UnityPoint Health of West Des Moines, Iowa reported this week that it discovered unauthorized access to its EHR system during a routine audit back on August 8 that put 1,800 patients’ data at risk.
The Sioux City Journal reports that a Unitypoint employee gave a UnityPoint third-party contractor employee password access to the healthcare network’s system because they thought the outside employee would use the access for administrative duties. Instead, they inappropriately accessed information ranging from names, home addresses, dates of birth, medical and health insurance account numbers and health information related to patient treatment. The employee accessed those records from February to August 2013 and UnityPoint believes that in 10 percent of cases (180 patients total), the patient’s Social Security number was viewed as well. In four cases, a patient’s financially-responsible party’s data was breached.
UnityPoint Health, formerly Iowa Health System, is a healthcare network that includes locations in Cedar Rapids, Des Moines, Dubuque, Fort Dodge, Peoria, Quad Cities/Muscatine, Sioux City and Waterloo. However, the organization wouldn’t say which location the breach originated in.

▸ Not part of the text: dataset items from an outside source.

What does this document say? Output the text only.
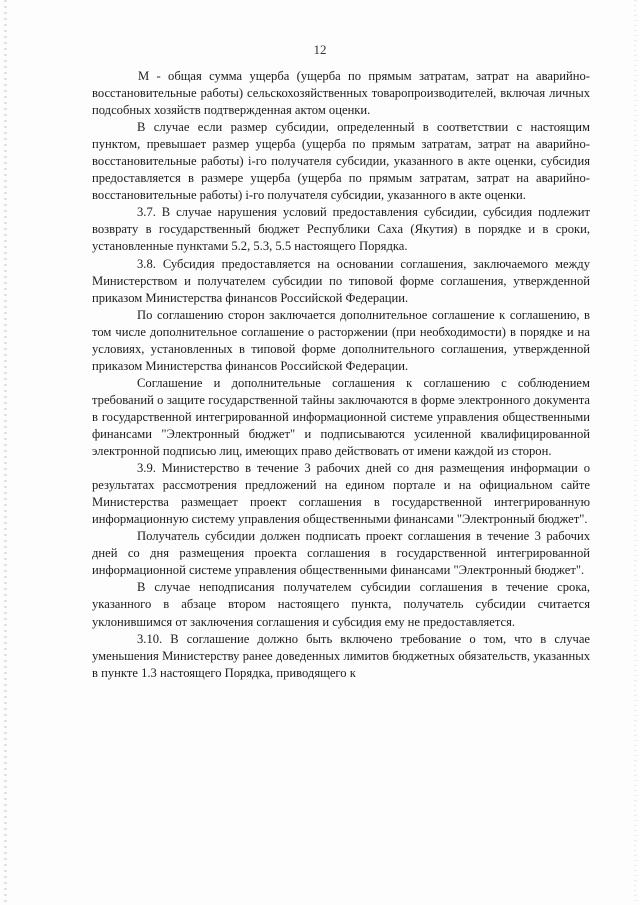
12

М - общая сумма ущерба (ущерба по прямым затратам, затрат на аварийно-восстановительные работы) сельскохозяйственных товаропроизводителей, включая личных подсобных хозяйств подтвержденная актом оценки.

В случае если размер субсидии, определенный в соответствии с настоящим пунктом, превышает размер ущерба (ущерба по прямым затратам, затрат на аварийно-восстановительные работы) i-го получателя субсидии, указанного в акте оценки, субсидия предоставляется в размере ущерба (ущерба по прямым затратам, затрат на аварийно-восстановительные работы) i-го получателя субсидии, указанного в акте оценки.

3.7. В случае нарушения условий предоставления субсидии, субсидия подлежит возврату в государственный бюджет Республики Саха (Якутия) в порядке и в сроки, установленные пунктами 5.2, 5.3, 5.5 настоящего Порядка.

3.8. Субсидия предоставляется на основании соглашения, заключаемого между Министерством и получателем субсидии по типовой форме соглашения, утвержденной приказом Министерства финансов Российской Федерации.

По соглашению сторон заключается дополнительное соглашение к соглашению, в том числе дополнительное соглашение о расторжении (при необходимости) в порядке и на условиях, установленных в типовой форме дополнительного соглашения, утвержденной приказом Министерства финансов Российской Федерации.

Соглашение и дополнительные соглашения к соглашению с соблюдением требований о защите государственной тайны заключаются в форме электронного документа в государственной интегрированной информационной системе управления общественными финансами "Электронный бюджет" и подписываются усиленной квалифицированной электронной подписью лиц, имеющих право действовать от имени каждой из сторон.

3.9. Министерство в течение 3 рабочих дней со дня размещения информации о результатах рассмотрения предложений на едином портале и на официальном сайте Министерства размещает проект соглашения в государственной интегрированную информационную систему управления общественными финансами "Электронный бюджет".

Получатель субсидии должен подписать проект соглашения в течение 3 рабочих дней со дня размещения проекта соглашения в государственной интегрированной информационной системе управления общественными финансами "Электронный бюджет".

В случае неподписания получателем субсидии соглашения в течение срока, указанного в абзаце втором настоящего пункта, получатель субсидии считается уклонившимся от заключения соглашения и субсидия ему не предоставляется.

3.10. В соглашение должно быть включено требование о том, что в случае уменьшения Министерству ранее доведенных лимитов бюджетных обязательств, указанных в пункте 1.3 настоящего Порядка, приводящего к
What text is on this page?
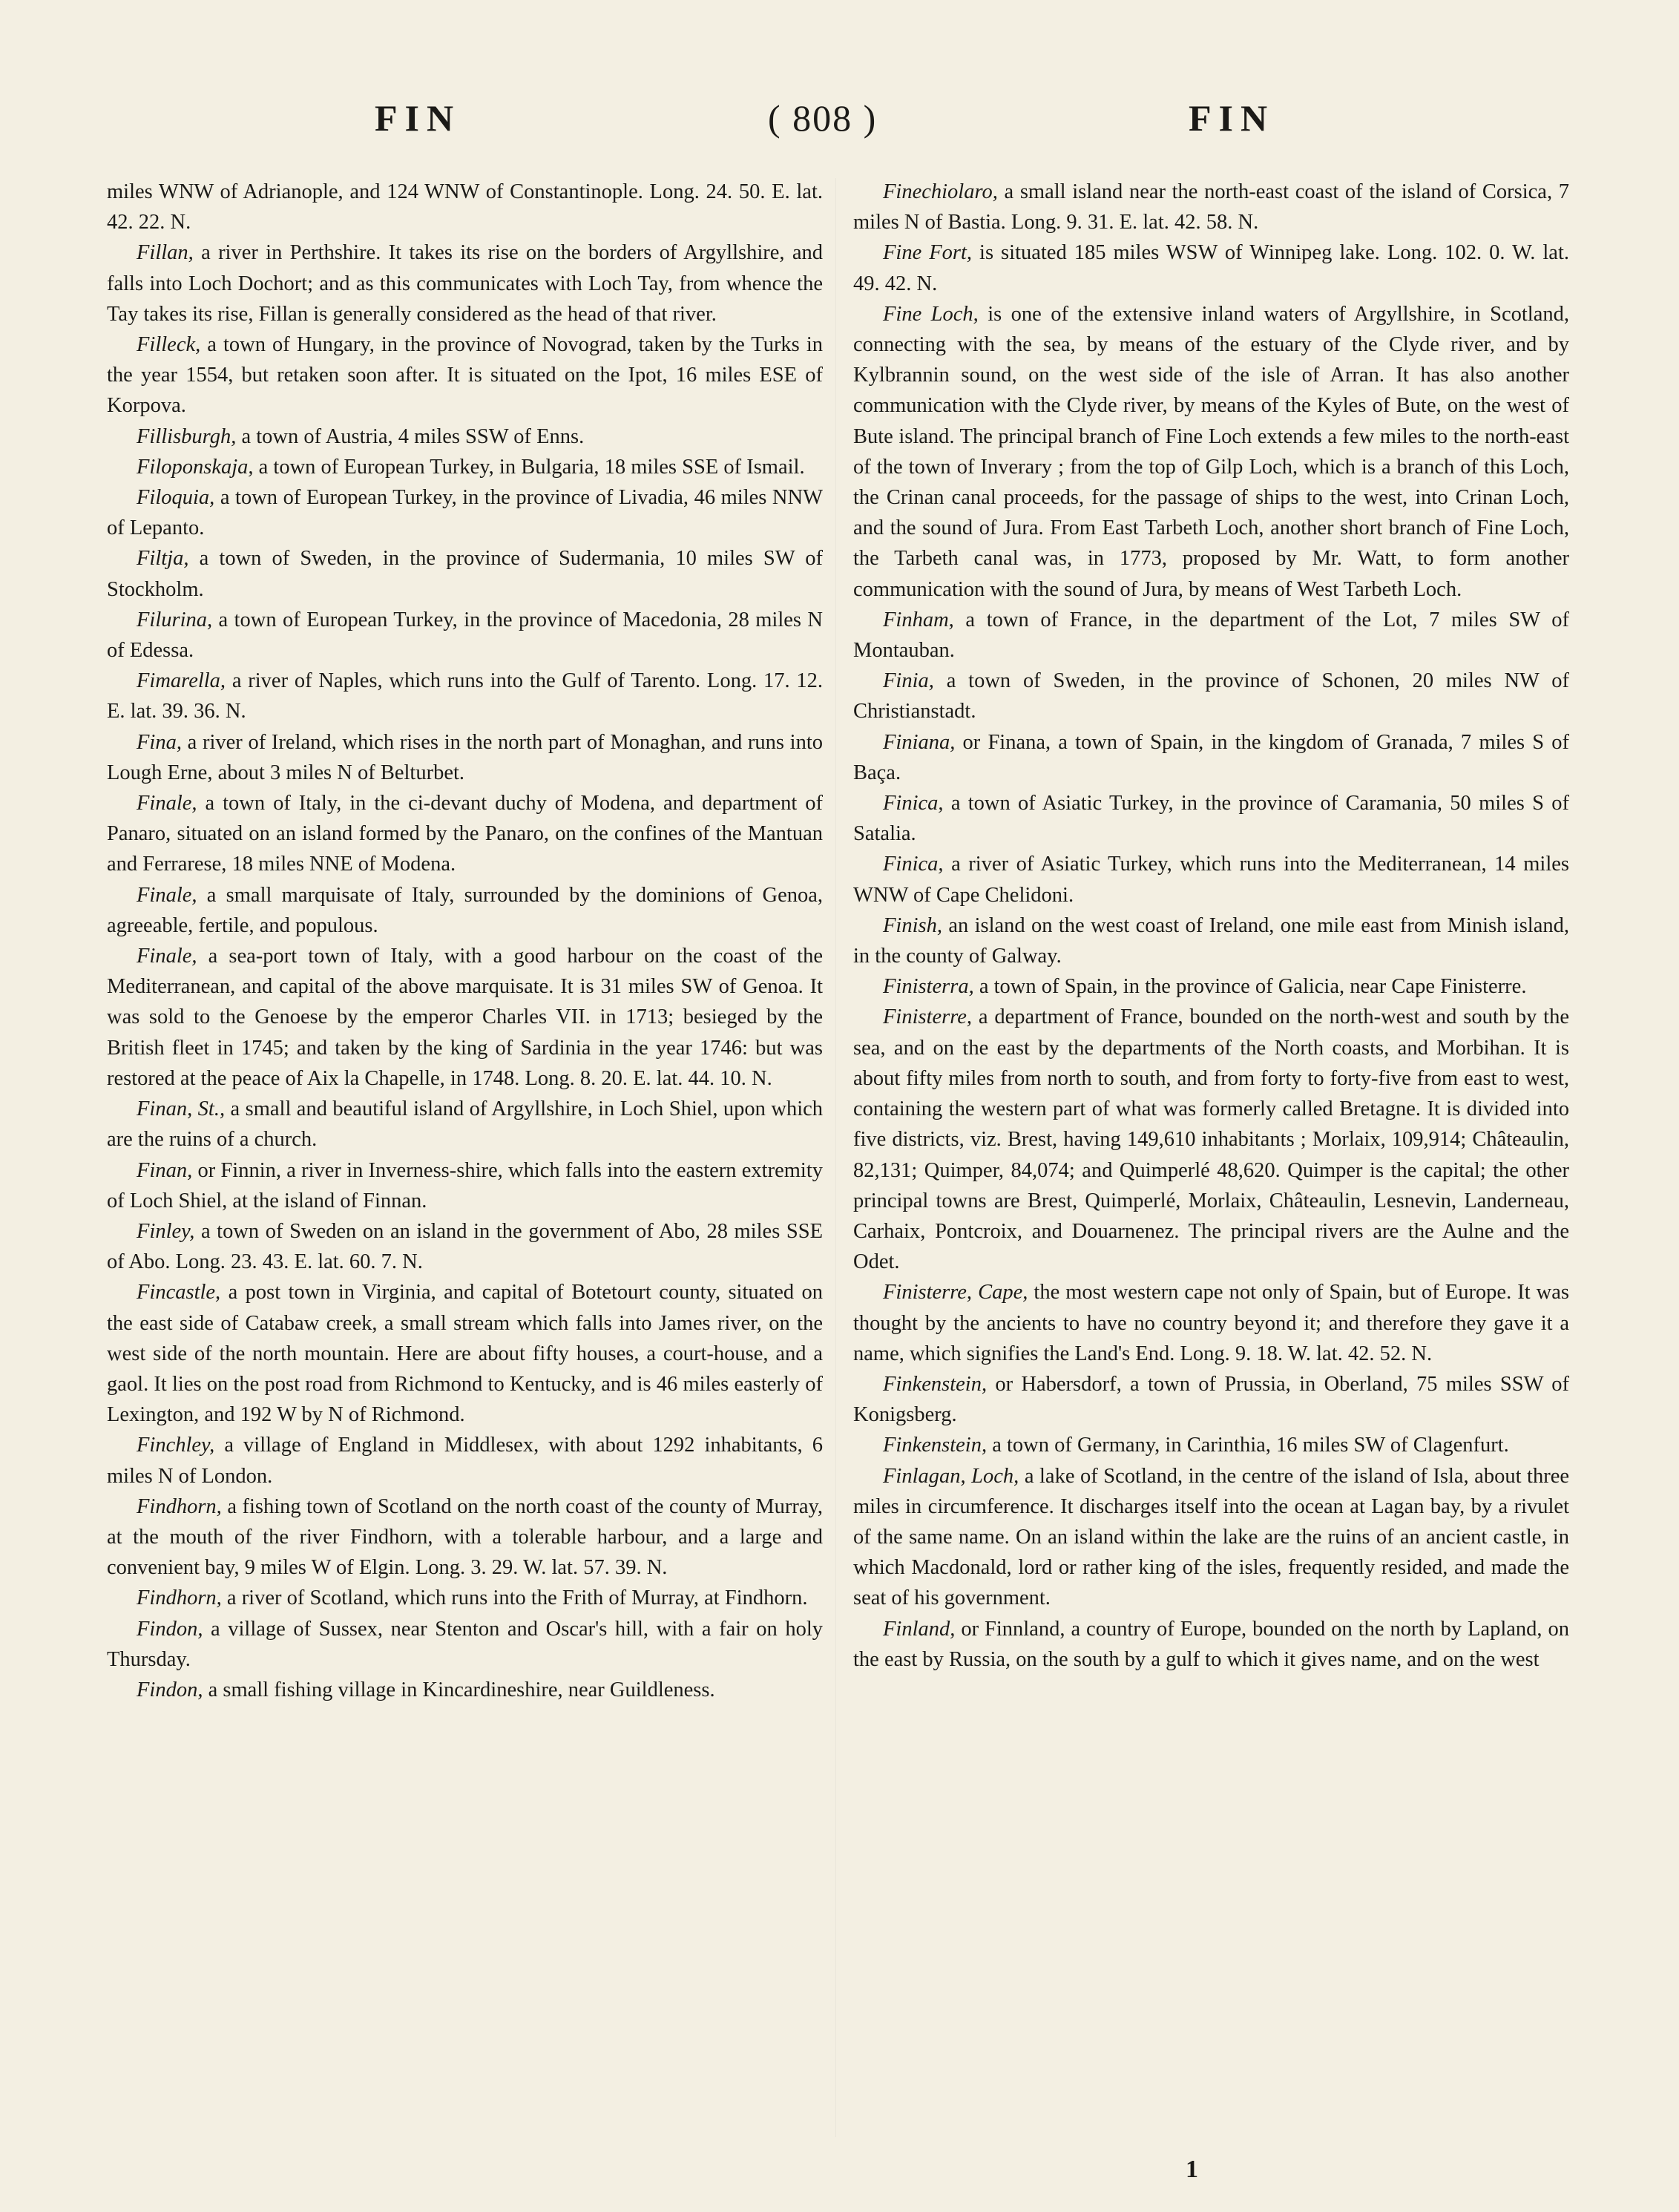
FIN	( 808 )	FIN

miles WNW of Adrianople, and 124 WNW of Constantinople. Long. 24. 50. E. lat. 42. 22. N.

Fillan, a river in Perthshire. It takes its rise on the borders of Argyllshire, and falls into Loch Dochort; and as this communicates with Loch Tay, from whence the Tay takes its rise, Fillan is generally considered as the head of that river.

Filleck, a town of Hungary, in the province of Novograd, taken by the Turks in the year 1554, but retaken soon after. It is situated on the Ipot, 16 miles ESE of Korpova.

Fillisburgh, a town of Austria, 4 miles SSW of Enns.

Filoponskaja, a town of European Turkey, in Bulgaria, 18 miles SSE of Ismail.

Filoquia, a town of European Turkey, in the province of Livadia, 46 miles NNW of Lepanto.

Filtja, a town of Sweden, in the province of Sudermania, 10 miles SW of Stockholm.

Filurina, a town of European Turkey, in the province of Macedonia, 28 miles N of Edessa.

Fimarella, a river of Naples, which runs into the Gulf of Tarento. Long. 17. 12. E. lat. 39. 36. N.

Fina, a river of Ireland, which rises in the north part of Monaghan, and runs into Lough Erne, about 3 miles N of Belturbet.

Finale, a town of Italy, in the ci-devant duchy of Modena, and department of Panaro, situated on an island formed by the Panaro, on the confines of the Mantuan and Ferrarese, 18 miles NNE of Modena.

Finale, a small marquisate of Italy, surrounded by the dominions of Genoa, agreeable, fertile, and populous.

Finale, a sea-port town of Italy, with a good harbour on the coast of the Mediterranean, and capital of the above marquisate. It is 31 miles SW of Genoa. It was sold to the Genoese by the emperor Charles VII. in 1713; besieged by the British fleet in 1745; and taken by the king of Sardinia in the year 1746: but was restored at the peace of Aix la Chapelle, in 1748. Long. 8. 20. E. lat. 44. 10. N.

Finan, St., a small and beautiful island of Argyllshire, in Loch Shiel, upon which are the ruins of a church.

Finan, or Finnin, a river in Inverness-shire, which falls into the eastern extremity of Loch Shiel, at the island of Finnan.

Finley, a town of Sweden on an island in the government of Abo, 28 miles SSE of Abo. Long. 23. 43. E. lat. 60. 7. N.

Fincastle, a post town in Virginia, and capital of Botetourt county, situated on the east side of Catabaw creek, a small stream which falls into James river, on the west side of the north mountain. Here are about fifty houses, a court-house, and a gaol. It lies on the post road from Richmond to Kentucky, and is 46 miles easterly of Lexington, and 192 W by N of Richmond.

Finchley, a village of England in Middlesex, with about 1292 inhabitants, 6 miles N of London.

Findhorn, a fishing town of Scotland on the north coast of the county of Murray, at the mouth of the river Findhorn, with a tolerable harbour, and a large and convenient bay, 9 miles W of Elgin. Long. 3. 29. W. lat. 57. 39. N.

Findhorn, a river of Scotland, which runs into the Frith of Murray, at Findhorn.

Findon, a village of Sussex, near Stenton and Oscar's hill, with a fair on holy Thursday.

Findon, a small fishing village in Kincardineshire, near Guildleness.

Finechiolaro, a small island near the north-east coast of the island of Corsica, 7 miles N of Bastia. Long. 9. 31. E. lat. 42. 58. N.

Fine Fort, is situated 185 miles WSW of Winnipeg lake. Long. 102. 0. W. lat. 49. 42. N.

Fine Loch, is one of the extensive inland waters of Argyllshire, in Scotland, connecting with the sea, by means of the estuary of the Clyde river, and by Kylbrannin sound, on the west side of the isle of Arran. It has also another communication with the Clyde river, by means of the Kyles of Bute, on the west of Bute island. The principal branch of Fine Loch extends a few miles to the north-east of the town of Inverary ; from the top of Gilp Loch, which is a branch of this Loch, the Crinan canal proceeds, for the passage of ships to the west, into Crinan Loch, and the sound of Jura. From East Tarbeth Loch, another short branch of Fine Loch, the Tarbeth canal was, in 1773, proposed by Mr. Watt, to form another communication with the sound of Jura, by means of West Tarbeth Loch.

Finham, a town of France, in the department of the Lot, 7 miles SW of Montauban.

Finia, a town of Sweden, in the province of Schonen, 20 miles NW of Christianstadt.

Finiana, or Finana, a town of Spain, in the kingdom of Granada, 7 miles S of Baça.

Finica, a town of Asiatic Turkey, in the province of Caramania, 50 miles S of Satalia.

Finica, a river of Asiatic Turkey, which runs into the Mediterranean, 14 miles WNW of Cape Chelidoni.

Finish, an island on the west coast of Ireland, one mile east from Minish island, in the county of Galway.

Finisterra, a town of Spain, in the province of Galicia, near Cape Finisterre.

Finisterre, a department of France, bounded on the north-west and south by the sea, and on the east by the departments of the North coasts, and Morbihan. It is about fifty miles from north to south, and from forty to forty-five from east to west, containing the western part of what was formerly called Bretagne. It is divided into five districts, viz. Brest, having 149,610 inhabitants ; Morlaix, 109,914; Châteaulin, 82,131; Quimper, 84,074; and Quimperlé 48,620. Quimper is the capital; the other principal towns are Brest, Quimperlé, Morlaix, Châteaulin, Lesnevin, Landerneau, Carhaix, Pontcroix, and Douarnenez. The principal rivers are the Aulne and the Odet.

Finisterre, Cape, the most western cape not only of Spain, but of Europe. It was thought by the ancients to have no country beyond it; and therefore they gave it a name, which signifies the Land's End. Long. 9. 18. W. lat. 42. 52. N.

Finkenstein, or Habersdorf, a town of Prussia, in Oberland, 75 miles SSW of Konigsberg.

Finkenstein, a town of Germany, in Carinthia, 16 miles SW of Clagenfurt.

Finlagan, Loch, a lake of Scotland, in the centre of the island of Isla, about three miles in circumference. It discharges itself into the ocean at Lagan bay, by a rivulet of the same name. On an island within the lake are the ruins of an ancient castle, in which Macdonald, lord or rather king of the isles, frequently resided, and made the seat of his government.

Finland, or Finnland, a country of Europe, bounded on the north by Lapland, on the east by Russia, on the south by a gulf to which it gives name, and on the west

1
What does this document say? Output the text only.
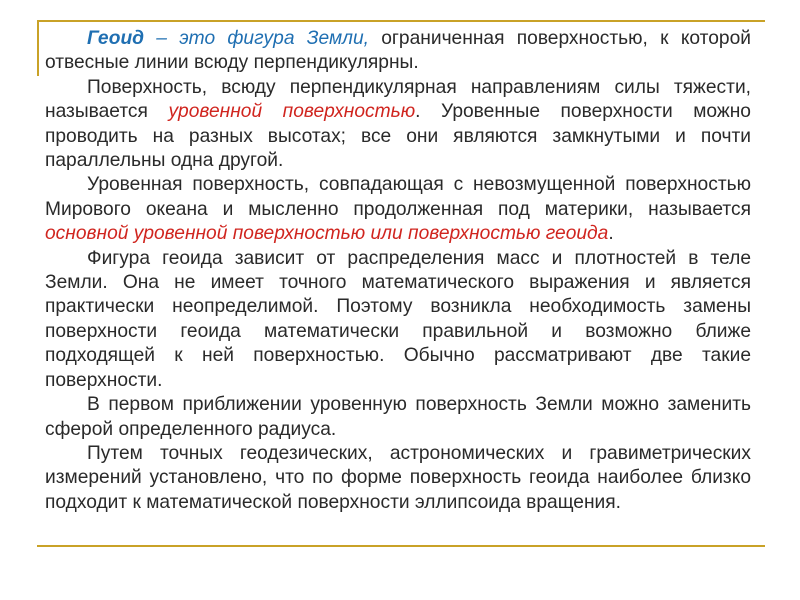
Геоид – это фигура Земли, ограниченная поверхностью, к которой отвесные линии всюду перпендикулярны.

Поверхность, всюду перпендикулярная направлениям силы тяжести, называется уровенной поверхностью. Уровенные поверхности можно проводить на разных высотах; все они являются замкнутыми и почти параллельны одна другой.

Уровенная поверхность, совпадающая с невозмущенной поверхностью Мирового океана и мысленно продолженная под материки, называется основной уровенной поверхностью или поверхностью геоида.

Фигура геоида зависит от распределения масс и плотностей в теле Земли. Она не имеет точного математического выражения и является практически неопределимой. Поэтому возникла необходимость замены поверхности геоида математически правильной и возможно ближе подходящей к ней поверхностью. Обычно рассматривают две такие поверхности.

В первом приближении уровенную поверхность Земли можно заменить сферой определенного радиуса.

Путем точных геодезических, астрономических и гравиметрических измерений установлено, что по форме поверхность геоида наиболее близко подходит к математической поверхности эллипсоида вращения.
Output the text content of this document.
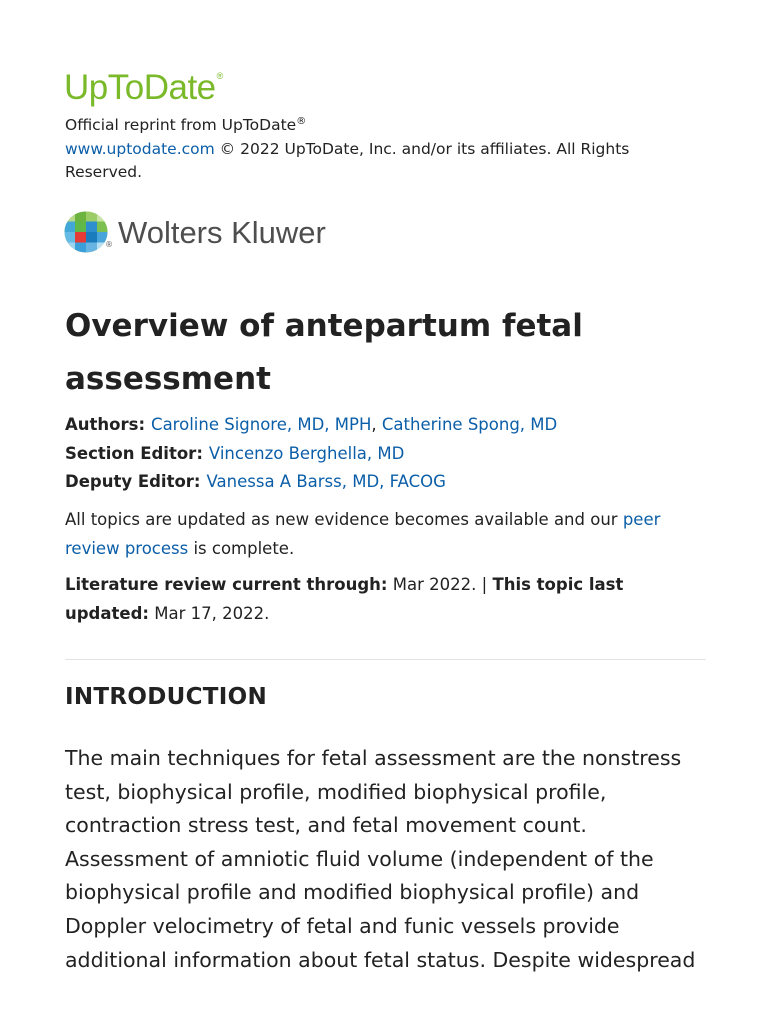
UpToDate®
Official reprint from UpToDate®
www.uptodate.com © 2022 UpToDate, Inc. and/or its affiliates. All Rights Reserved.
® Wolters Kluwer
Overview of antepartum fetal assessment
Authors: Caroline Signore, MD, MPH, Catherine Spong, MD
Section Editor: Vincenzo Berghella, MD
Deputy Editor: Vanessa A Barss, MD, FACOG
All topics are updated as new evidence becomes available and our peer review process is complete.
Literature review current through: Mar 2022. | This topic last updated: Mar 17, 2022.
INTRODUCTION

The main techniques for fetal assessment are the nonstress test, biophysical profile, modified biophysical profile, contraction stress test, and fetal movement count. Assessment of amniotic fluid volume (independent of the biophysical profile and modified biophysical profile) and Doppler velocimetry of fetal and funic vessels provide additional information about fetal status. Despite widespread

The breach, according to the Sioux City Journal, was reported to the FBI and patients UnityPoint mailed patients a letter. UnityPoint said in the article that it will conduct further audits while providing more employee education on password safeguarding policies that are currently in place instead of changing any internal policies. Spokeswoman Leslie Heying told the Sioux City Journal that more training is planned at the Sioux City hospital.